Я поднялся, понимая, что приговор вынесен и снисхождения ждать не стоит. Лиам обнял меня на миг, потом взял за руку и вывел из кабинета, как слепца.
Великий Хранитель оказался прав: какие-то обрывки нити так и остались в теле Эда. И хотя превратиться в своего жестокого прапрадеда Эдуарду Доброму не довелось, но и к прежнему своему «я» мой брат так и не вернулся.
К вечеру Эдуард пришел в себя. Стал двигаться и говорить почти как прежде. После ужина он раздавал подарки и медяки даже щедрее, нежели раньше.
Но через две недели он избил до крови несчастного Френа, который чем-то ему не угодил. А ведь Френ был из патрицианского сословия, хотя из младшей ветви, из бездомников, живущих жалованьем двора. Король не имел права ударить патриция, тот мог потребовать удовлетворения – поединка или выплаты пени. Френ ничего требовать не стал, ему выплатили какие-то грошики, но с тех пор Эдуарда он стал избегать, а потом попросился служить только мне, а не всем троим наследникам Ниена.
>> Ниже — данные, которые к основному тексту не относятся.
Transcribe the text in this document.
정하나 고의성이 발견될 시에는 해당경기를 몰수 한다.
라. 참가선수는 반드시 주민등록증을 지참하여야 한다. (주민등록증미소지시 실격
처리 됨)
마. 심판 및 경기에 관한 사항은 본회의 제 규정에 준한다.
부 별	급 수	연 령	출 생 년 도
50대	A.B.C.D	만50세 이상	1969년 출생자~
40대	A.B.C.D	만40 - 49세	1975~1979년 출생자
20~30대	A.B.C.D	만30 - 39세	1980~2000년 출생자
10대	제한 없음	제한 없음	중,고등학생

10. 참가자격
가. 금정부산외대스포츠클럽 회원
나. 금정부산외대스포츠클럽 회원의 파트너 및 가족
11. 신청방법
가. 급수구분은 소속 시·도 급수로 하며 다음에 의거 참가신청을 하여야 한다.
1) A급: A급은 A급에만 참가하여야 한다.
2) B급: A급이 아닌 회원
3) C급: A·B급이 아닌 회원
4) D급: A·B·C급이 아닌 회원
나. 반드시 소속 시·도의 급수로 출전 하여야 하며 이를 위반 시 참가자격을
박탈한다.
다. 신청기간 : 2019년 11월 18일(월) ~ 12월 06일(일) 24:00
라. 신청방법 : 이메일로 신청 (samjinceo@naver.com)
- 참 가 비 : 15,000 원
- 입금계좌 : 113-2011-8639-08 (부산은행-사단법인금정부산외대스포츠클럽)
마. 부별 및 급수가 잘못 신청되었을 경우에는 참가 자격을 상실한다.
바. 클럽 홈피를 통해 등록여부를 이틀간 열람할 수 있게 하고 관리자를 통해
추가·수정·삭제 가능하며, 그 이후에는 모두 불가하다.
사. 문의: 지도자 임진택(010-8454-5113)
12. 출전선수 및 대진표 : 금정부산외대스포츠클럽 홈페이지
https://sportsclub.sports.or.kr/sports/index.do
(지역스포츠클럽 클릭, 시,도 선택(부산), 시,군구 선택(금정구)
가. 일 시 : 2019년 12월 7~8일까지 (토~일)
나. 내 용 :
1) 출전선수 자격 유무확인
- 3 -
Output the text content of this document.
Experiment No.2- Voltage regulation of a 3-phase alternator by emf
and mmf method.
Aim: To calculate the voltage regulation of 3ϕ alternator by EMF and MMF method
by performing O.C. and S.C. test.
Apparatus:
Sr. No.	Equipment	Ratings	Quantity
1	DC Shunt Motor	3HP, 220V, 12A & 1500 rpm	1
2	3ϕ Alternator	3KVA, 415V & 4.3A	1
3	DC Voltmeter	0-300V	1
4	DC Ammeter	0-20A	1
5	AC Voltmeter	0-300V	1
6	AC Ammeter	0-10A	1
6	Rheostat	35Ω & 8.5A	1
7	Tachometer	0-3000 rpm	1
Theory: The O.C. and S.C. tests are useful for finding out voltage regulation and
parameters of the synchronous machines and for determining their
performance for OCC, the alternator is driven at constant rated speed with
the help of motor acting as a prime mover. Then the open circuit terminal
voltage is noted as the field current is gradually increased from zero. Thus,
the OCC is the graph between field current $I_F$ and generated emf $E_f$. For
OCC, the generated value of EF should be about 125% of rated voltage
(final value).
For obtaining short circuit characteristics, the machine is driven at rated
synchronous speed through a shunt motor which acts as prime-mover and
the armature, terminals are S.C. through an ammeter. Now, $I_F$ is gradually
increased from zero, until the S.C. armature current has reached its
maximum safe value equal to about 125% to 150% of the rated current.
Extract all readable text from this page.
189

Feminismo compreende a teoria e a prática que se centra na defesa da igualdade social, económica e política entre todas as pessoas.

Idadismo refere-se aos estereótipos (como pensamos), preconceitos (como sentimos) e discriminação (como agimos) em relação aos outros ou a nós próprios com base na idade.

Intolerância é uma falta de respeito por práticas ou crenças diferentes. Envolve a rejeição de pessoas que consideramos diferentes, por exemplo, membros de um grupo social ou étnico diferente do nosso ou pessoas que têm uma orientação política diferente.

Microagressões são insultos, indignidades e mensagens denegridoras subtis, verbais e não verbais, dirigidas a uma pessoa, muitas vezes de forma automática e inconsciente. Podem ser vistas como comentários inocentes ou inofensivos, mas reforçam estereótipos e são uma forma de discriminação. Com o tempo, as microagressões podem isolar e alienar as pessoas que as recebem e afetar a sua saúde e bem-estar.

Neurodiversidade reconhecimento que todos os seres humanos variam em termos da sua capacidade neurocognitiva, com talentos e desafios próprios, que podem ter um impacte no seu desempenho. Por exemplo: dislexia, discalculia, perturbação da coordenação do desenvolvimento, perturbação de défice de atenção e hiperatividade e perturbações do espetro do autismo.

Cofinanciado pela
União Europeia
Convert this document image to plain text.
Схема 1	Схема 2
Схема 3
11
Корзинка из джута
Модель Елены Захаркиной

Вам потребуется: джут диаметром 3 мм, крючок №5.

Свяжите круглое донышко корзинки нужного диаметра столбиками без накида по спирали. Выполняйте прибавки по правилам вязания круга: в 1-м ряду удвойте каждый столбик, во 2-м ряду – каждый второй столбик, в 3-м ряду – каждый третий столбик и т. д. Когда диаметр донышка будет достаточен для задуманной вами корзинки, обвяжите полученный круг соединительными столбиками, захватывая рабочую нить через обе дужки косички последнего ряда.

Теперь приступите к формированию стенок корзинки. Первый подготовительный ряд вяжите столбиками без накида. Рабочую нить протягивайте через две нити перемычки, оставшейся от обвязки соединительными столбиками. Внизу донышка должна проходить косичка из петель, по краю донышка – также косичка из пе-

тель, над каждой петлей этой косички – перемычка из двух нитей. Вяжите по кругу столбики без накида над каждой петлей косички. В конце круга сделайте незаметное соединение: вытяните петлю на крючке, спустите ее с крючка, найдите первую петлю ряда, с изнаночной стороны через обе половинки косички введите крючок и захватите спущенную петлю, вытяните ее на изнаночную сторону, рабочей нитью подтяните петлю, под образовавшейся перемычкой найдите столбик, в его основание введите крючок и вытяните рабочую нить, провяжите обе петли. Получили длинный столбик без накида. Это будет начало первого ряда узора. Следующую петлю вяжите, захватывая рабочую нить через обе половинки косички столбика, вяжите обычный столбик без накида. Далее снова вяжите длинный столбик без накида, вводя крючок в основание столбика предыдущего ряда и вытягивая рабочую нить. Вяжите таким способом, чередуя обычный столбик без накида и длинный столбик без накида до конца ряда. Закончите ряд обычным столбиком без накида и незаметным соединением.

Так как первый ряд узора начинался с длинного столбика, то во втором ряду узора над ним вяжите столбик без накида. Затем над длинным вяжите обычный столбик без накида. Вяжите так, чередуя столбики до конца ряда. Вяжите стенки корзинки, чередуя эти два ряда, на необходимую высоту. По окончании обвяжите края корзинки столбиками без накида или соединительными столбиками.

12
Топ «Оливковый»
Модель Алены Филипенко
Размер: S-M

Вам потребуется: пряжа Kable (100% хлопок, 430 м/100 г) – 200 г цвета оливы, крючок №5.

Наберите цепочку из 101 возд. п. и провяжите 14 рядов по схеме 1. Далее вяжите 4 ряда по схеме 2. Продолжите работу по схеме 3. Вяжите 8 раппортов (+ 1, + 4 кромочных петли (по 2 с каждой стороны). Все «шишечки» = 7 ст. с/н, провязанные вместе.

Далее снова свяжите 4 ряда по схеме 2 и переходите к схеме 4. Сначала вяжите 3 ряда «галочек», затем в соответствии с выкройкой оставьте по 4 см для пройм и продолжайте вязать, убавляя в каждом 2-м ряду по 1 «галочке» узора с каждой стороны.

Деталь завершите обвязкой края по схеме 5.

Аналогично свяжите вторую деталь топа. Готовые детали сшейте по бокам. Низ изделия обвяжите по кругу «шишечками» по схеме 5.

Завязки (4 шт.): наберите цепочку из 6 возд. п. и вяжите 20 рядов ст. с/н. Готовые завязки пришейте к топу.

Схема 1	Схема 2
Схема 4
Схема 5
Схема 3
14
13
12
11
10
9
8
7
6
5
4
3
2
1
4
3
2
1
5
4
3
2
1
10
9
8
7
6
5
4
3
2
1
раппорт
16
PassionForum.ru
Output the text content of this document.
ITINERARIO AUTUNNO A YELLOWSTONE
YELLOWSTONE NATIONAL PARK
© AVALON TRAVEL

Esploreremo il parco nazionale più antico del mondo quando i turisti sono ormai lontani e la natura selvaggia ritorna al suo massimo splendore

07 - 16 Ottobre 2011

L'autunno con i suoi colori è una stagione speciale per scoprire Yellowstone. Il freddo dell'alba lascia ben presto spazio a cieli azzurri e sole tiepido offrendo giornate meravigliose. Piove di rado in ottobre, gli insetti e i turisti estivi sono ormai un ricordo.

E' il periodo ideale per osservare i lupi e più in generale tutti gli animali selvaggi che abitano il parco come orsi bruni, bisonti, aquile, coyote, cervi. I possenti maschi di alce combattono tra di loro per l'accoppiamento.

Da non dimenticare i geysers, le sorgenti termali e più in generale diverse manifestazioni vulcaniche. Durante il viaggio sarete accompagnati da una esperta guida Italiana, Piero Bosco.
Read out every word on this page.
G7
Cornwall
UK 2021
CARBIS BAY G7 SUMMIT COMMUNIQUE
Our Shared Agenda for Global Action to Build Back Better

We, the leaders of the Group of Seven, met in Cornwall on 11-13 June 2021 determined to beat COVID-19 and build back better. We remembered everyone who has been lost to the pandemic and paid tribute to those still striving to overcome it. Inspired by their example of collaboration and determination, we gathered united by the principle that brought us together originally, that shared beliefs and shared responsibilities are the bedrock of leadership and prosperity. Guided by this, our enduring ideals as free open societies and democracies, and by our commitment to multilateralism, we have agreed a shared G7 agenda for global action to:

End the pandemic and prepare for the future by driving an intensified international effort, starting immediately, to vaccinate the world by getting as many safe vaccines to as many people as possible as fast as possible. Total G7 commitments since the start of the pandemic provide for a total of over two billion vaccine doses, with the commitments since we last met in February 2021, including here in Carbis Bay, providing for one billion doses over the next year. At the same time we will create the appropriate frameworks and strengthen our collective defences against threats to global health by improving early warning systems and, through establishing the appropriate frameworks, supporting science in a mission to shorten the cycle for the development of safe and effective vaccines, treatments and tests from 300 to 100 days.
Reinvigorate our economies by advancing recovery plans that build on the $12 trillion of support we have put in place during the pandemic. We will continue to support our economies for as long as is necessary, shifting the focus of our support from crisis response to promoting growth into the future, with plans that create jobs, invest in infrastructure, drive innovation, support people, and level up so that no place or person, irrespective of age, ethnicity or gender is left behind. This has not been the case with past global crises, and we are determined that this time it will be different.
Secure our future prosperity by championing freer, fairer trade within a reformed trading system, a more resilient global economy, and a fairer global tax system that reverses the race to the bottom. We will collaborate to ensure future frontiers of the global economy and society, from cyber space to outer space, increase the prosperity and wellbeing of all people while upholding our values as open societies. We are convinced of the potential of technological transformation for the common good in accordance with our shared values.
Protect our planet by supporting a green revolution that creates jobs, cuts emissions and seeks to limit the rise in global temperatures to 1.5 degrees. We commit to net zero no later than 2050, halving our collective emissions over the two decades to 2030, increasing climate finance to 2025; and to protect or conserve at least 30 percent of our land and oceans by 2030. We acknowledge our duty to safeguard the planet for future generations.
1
Я немного покумекал над курткой Френа и покрыл ее магической защитой. Так что в следующий раз кулак Эда так обожгло, что вся кисть покрылась волдырями, которые матушка сводила три дня. Защита эта на куртке, кстати, стоит до сих пор.
Эти вспышки злобы прорывались в Первом наследнике внезапно, и никто не мог предсказать, когда исчезнет Добрый Эд, а его место на несколько минут займет уцелевший осколок Грегора. Крон создал для Эда магические золотые браслеты, они делали бессильной обрывки чужой нити. Но браслеты имели побочный эффект – они притупляли все чувства. Зрение и слух ослабевали, пища теряла вкус, вино не пьянило. Потому Эдуард снимал браслеты во время еды и на пирах, а также во время свиданий. И во время сражений браслеты тоже приходилось снимать – зрение и слух во время схватки надобны не только магикам.
Иногда я задавал себе вопрос: если бы существовала магия, возвращающая в прошлое, что бы я сделал? Позволил бы нити Грегора вжиться в тело Эдуарда или же все же не стал ничего менять?
Хотя… я знаю, что бы я сделал. Вот только нет магии, которой подвластно время.
Глава 9. Механический Мастер
Самое опасное для магика – вообразить себя всемогущим, получившим право вершить чужие судьбы. Первая заповедь, как говорил мне Крон: смирить желание ломать слабых. Не для этого дается магику его Дар. Но сам же Крон свою заповедь и нарушил, решив, что Эдуард слаб и его надобно изменить.
Мы никогда не обсуждали с Кроном, что же на самом деле случилось с Эдуардом. Великий Хранитель вообще ничего более со мной не обсуждал. Он как будто вычеркнул меня из Ордена магиков, хотя формально я там продолжал числиться. Возможно, Крон полагал, что мой Дар, лишенный поддержки, постепенно угаснет или превратится в обычную прозорливость и безликую силу. Такие навыки используют мастеровые, усиливая свое мастерство и оттачивая его совершенство. Но Крон позабыл о моем самомнении и о моем упорстве – я продолжал лелеять свой Дар, просиживая часами в замковой библиотеке. Я даже нашел для себя мрачное развлечение в состязании с учениками Крона, насылая на них свои миракли, сшибая мальчишек в лужи, внушая лживые знания перед испытаниями в Доме Хранителей. Это была своего рода тайная война между мною и Кроном. Я был уверен, что Крон не может пренебречь моим Даром и лишь испытывает меня. Что однажды он призовет меня, и мы, отринув нелепую вражду между мудрым магиком и одаренным мальчишкой, вспомним, наконец, зачем дается человеку его Дар.
Но Крон так и не призвал меня. А я, постепенно пристрастившись к чтению старинных трактатов, стал раздумывать над тем, чтобы оставить Ниен и уехать на юг. Не в Империю Игера, а дальше, за Южный предел, в Задалье, или еще дальше – за Бурное море в пустынные Дивные земли. Старинные кодексы сообщали, что магия пришла в наш мир именно оттуда.
Однако напоследок мне хотелось оставить о себе память, изгладить которую не удалось бы ни Крону, ни моему отцу, ни Эдуарду. И соблазн устроить какую-нибудь дерзкую выходку становился все сильнее. Но пока я не мог придумать, что же мне сделать.
Однако соблазн на то и соблазн – коли подмигнуло искушение тебе бесстыжим глазом, то удержаться на краю уже нет возможности. Сладко манит – испытай себя, шагни, глянь. Любопытство гонит, не злость, а любопытство, которое сильнее и ненависти, и злобы.
Миновало два года, как Великий Хранитель решил поменять душу Эдуарда, а я ему помешал.